The truth is I’d put UC Davis down as a filler option. Few people in the United Kingdom know much about UC Davisunlike UC Berkeley its academic reputation is still in the making and it’s certainly no big city like Los Angeles, I couldn’t even place it on a map.

But before you get angry and smother me with an Aggie Pack T-shirt I want to tell you how all this changed, how I went from ignorant to Aggie.

I guess it started with the weather. The cliché of a bad weathered Britain is exaggerated but not entirely inaccurate. To have more than a few days of sunshine in a row was a revelation to me, and promised a change for my pale complexion.

Davis itself also made a good first impression. With its green and relaxed downtown area dominated by places to stop and eat I soon found any homesickness cured.

I was lulled into thinking that my problems were a whole world away. Paper due? Exam tomorrow? Just go for a stroll downtown and I promise you it won’t seem too bad.

The campus too felt less like a place of work and more like a recreation area. Soon on I had a relaxed routine of meeting friends at the Memorial Union, grabbing a drink at the Coffee House, playing a game of tennis on the courts and watching the ducks in the arboretum.

Soon enough classes became interruptions in a quaint life of socializing and duck watching. But they too played their part in my conversion. In Britain a degree program is relatively fixed; if you study a subject there is not much opportunity to dabble in another.

Yet at UC Davis, a new world of academia was opened up to me. I was able to take a creative writing course, a painting class, as well as investigate more obscure areas of my subjects of philosophy and English literature.

Even though it felt like a return to high school, with enforced attendance policies and daily assignments, it allowed for a flexibility of study that I had never been offered before.

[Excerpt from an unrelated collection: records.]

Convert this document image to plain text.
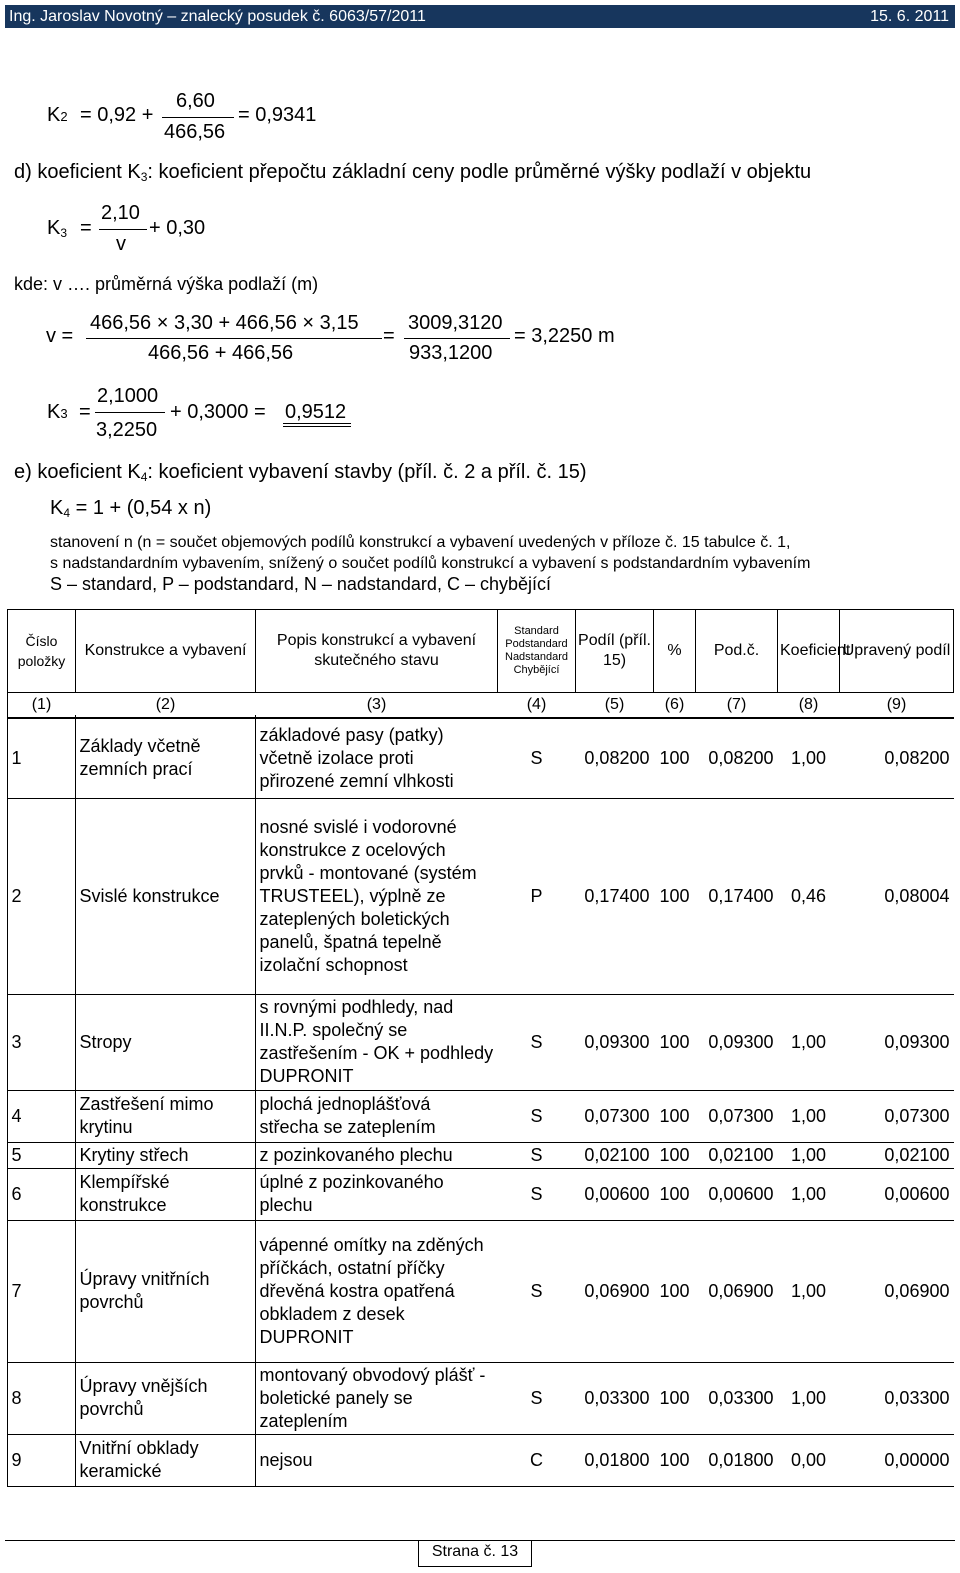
Ing. Jaroslav Novotný – znalecký posudek č. 6063/57/2011	15. 6. 2011
K2 = 0,92 +
6,60
466,56
= 0,9341
d) koeficient $K_3$: koeficient přepočtu základní ceny podle průměrné výšky podlaží v objektu
$K_3$ =
2,10
v
+ 0,30
kde: v …. průměrná výška podlaží (m)
v =
466,56 × 3,30 + 466,56 × 3,15
466,56 + 466,56
=
3009,3120
933,1200
= 3,2250 m
K3 =
2,1000
3,2250
+ 0,3000 = 0,9512
e) koeficient $K_4$: koeficient vybavení stavby (příl. č. 2 a příl. č. 15)
$K_4 = 1 + (0,54$ x n)
stanovení n (n = součet objemových podílů konstrukcí a vybavení uvedených v příloze č. 15 tabulce č. 1,
s nadstandardním vybavením, snížený o součet podílů konstrukcí a vybavení s podstandardním vybavením
S – standard, P – podstandard, N – nadstandard, C – chybějící
Číslo položky	Konstrukce a vybavení	Popis konstrukcí a vybavení skutečného stavu	Standard
Podstandard
Nadstandard
Chybějící	Podíl (příl. 15)	%	Pod.č.	Koeficient	Upravený podíl
(1)	(2)	(3)	(4)	(5)	(6)	(7)	(8)	(9)
1	Základy včetně zemních prací	základové pasy (patky) včetně izolace proti přirozené zemní vlhkosti	S	0,08200	100	0,08200	1,00	0,08200
2	Svislé konstrukce	nosné svislé i vodorovné konstrukce z ocelových prvků - montované (systém TRUSTEEL), výplně ze zateplených boletických panelů, špatná tepelně izolační schopnost	P	0,17400	100	0,17400	0,46	0,08004
3	Stropy	s rovnými podhledy, nad II.N.P. společný se zastřešením - OK + podhledy DUPRONIT	S	0,09300	100	0,09300	1,00	0,09300
4	Zastřešení mimo krytinu	plochá jednoplášťová střecha se zateplením	S	0,07300	100	0,07300	1,00	0,07300
5	Krytiny střech	z pozinkovaného plechu	S	0,02100	100	0,02100	1,00	0,02100
6	Klempířské konstrukce	úplné z pozinkovaného plechu	S	0,00600	100	0,00600	1,00	0,00600
7	Úpravy vnitřních povrchů	vápenné omítky na zděných příčkách, ostatní příčky dřevěná kostra opatřená obkladem z desek DUPRONIT	S	0,06900	100	0,06900	1,00	0,06900
8	Úpravy vnějších povrchů	montovaný obvodový plášť - boletické panely se zateplením	S	0,03300	100	0,03300	1,00	0,03300
9	Vnitřní obklady keramické	nejsou	C	0,01800	100	0,01800	0,00	0,00000
Strana č. 13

For the most part UC Davis professors are experts in their fields. I found it particularly strange to be taught by a professor who wrote a book that had been a textbook of mine last year. I was something near star-struck.

Within a few weeks I had fully warmed to the campus and its weekly life. But to say Davis itself offers much outside of studying, genteel recreation and duck watching is misleading for anyone under 21.

Its strength here is in its proximity to so many amazing places and natural wonders, such as San Francisco or Lake Tahoe.

But too soon my return to the UK approaches and I expect it will come like an injection of reality. But after a year of study here it’s fair to say that I might just find Davis to be too nice.

This sentiment isn’t so much a criticism of Davis, but more a comment on the United States in general.

I can best analogize it to the feeling I had when I saw Britney Spears live in Sacramento this April. Sure she looked great shimmying about for all she was worth and the audience was loving it, but it was just a bit too fake.

The emphasis was on surface over substance. The same idea goes for a lot about Davis and its university.

In the midst of a water crisis the university lawns remain watered, during exam week the Activities and Recreation Center is still busier than the library, and when you go for a burger the cashier asks you how you are, but they don’t care, not really.

I heard a rumor when I first arrived that all the homeless people here are given a free bus pass to Berkeley. True or not, it’s clear that Davis is far from a diverse society and likes to keep things clean and orderly.

But for many people it’s this safety of Davis that makes it such an attractive city to live in.

It’s a semi-sterilized bubble that gives us time to study and grow as independent people without our parents having to worry. A place where cops have fewer murders and more bike violations to worry about.

I have no doubt that UC Davisglobal reputation will continue its rise. In a few years I am sure I will be boasting of my year of study here.

But at the same time I am glad to return to the real world again; where grass goes yellow when it’s hot and the police don’t care if you talk on the phone whilst cycling.

So, all that remains to be said is this: Thanks for the memories UCD, don’t forget to stay in touch.